The guys who set my trusses and framed the hip had a PP gun. Pretty cool.
Ralph, Big kudos to you. That's simply awesome.
d T ,,,,,,,,,,Setting truss's with boom and sheeted gable end ,,,,,,,,nail drywall nailer on top of top double plate on gable end ,,,,,,,,space to have flush lower wall and gable.................nail 16ft plates to outside of lower wall extending up to height of common rafter of gable ......nail bottom cord from outside of building into drywall naileron inside......duplex nail plates from outside of gable.......just figured out it's easier to do it than tell about it .......I'will be right over to help :)
Slow down will ya? Okay, you have the gable sheathed. You nail the drwyall backer to the plate? Do you also put another 2x4 on the gable, above the drywall backer?
For what?
I don't know. I'm just trying to understand
jim.....blue........hey my friend.....I have the highest respect for teachers that can explain clearly not one of my strong points.

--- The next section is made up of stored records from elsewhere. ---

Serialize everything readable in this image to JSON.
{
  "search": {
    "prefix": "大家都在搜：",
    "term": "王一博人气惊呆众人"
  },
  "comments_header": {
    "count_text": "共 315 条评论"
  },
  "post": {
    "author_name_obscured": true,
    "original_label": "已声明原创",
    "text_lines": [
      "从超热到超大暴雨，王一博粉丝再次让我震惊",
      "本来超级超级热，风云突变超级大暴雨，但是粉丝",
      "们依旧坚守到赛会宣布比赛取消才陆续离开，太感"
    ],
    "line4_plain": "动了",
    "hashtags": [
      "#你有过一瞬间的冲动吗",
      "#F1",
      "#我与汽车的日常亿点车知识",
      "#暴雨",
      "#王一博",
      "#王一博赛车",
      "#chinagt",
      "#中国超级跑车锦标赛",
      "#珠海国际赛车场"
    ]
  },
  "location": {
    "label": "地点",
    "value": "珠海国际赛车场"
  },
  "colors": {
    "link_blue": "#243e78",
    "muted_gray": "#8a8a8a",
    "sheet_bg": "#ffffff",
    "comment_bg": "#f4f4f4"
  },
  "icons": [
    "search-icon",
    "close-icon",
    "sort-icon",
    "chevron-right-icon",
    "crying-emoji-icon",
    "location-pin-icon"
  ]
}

the drywall nailer that goes on the top double plate is held in from the outside 1 1/2in plus1/2inch for sheeting and nailed to the top double plate. the sheeted gable truss is then lifted onto the top double plate and pushed in to meet the the drywall nailer and nailed from the outside into the drywall nailer it aligns flush with the outside of the lower wall and when nailed gives a positive anchor. If you have nailed 2x4 plates to the lower wall extending up to the hieght of the set gable truss's common rafter you then can nail fromthe outside these braces into the gable truss as temporary braces that really hold more than you would think.
I'll try again if this is clear as mud no problem....be happy.

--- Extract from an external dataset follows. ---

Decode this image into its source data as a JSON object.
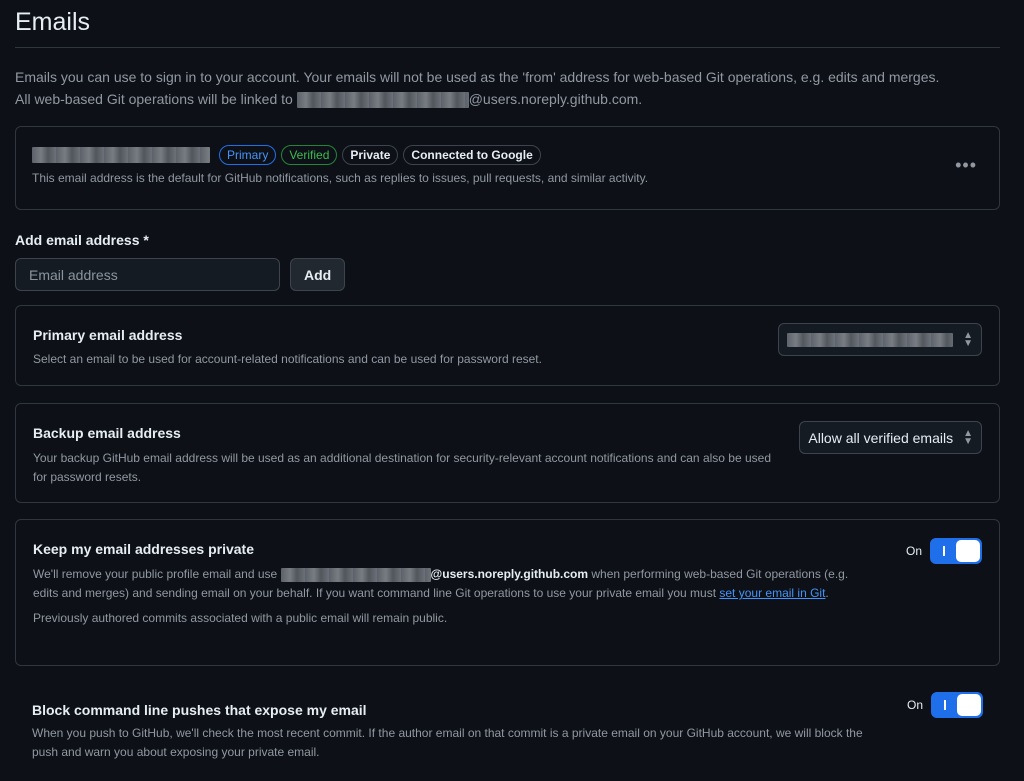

I have found it is easier to nail the drywall nailor to the truss, then sheathe it, then put the ladders and trim on. The drywall nailor give you something to pull on to get the truss in proper position. When nailed, it will support the truss almost by it self!
Dave
That cleared it up Nails. I agree that its not that easy to discuss techniques, especially in writing. There are lots of guys that can't even teach onsite LOL. My ex framing partner Forest was like that. He couldn't explain anything to anybody but he was the best framer I ever worked with. Your technique is certainly something I've done. It would have been a rare occurrence though because for the majority of gables, we always installed the drywall backer onto the gable first. Since our framing was normally flush on the outside, we'd be able to know that the outside was set properly by measuring the reveal on the inside. Im curious. Why did you set the nailer in 2". That would make the exterior of the sheathing flush with the wall framing. Your method of extending the brace up all the way to the rafter was something that I have done a few times too. In our early years, we always assembled the wall and gable together and we'd nail on the 2xs on the flat first. We called them "strongbacks". We normally "Teed" them for extra strength. I also "TeePeed" them sometimes. TeePees were very sturdy.
I never thought of tee pee.
I raftered my house working solo.
Simple gable, 34' by 46' footprint, 8/12, ridge board instead of beam.
Day 1 I built what would eventually be the 5' tall by 46' long attic knee walls. I pulled those inwards, under the ridge, so they were about 3-4' apart, cross-braced them, and used them as my scaffolding for setting the rafters to the ridge board. I then set about 1/3rd of the rafters.
Day 2 I finished the rafters and started sheathing.
Day 3 I finished the sheathing.
It was all hand nailing and me lugging the materials up to the roof by hand. So pneumatic nailing, better material staging, and a smaller structure to roof would improve the timeline considerably.
When done, I took apart my "scaffolding" and wrestled the two knee walls back out to where they belonged and nailed them off.
Thats my style too Mongo. I hate spending time on temp stuff.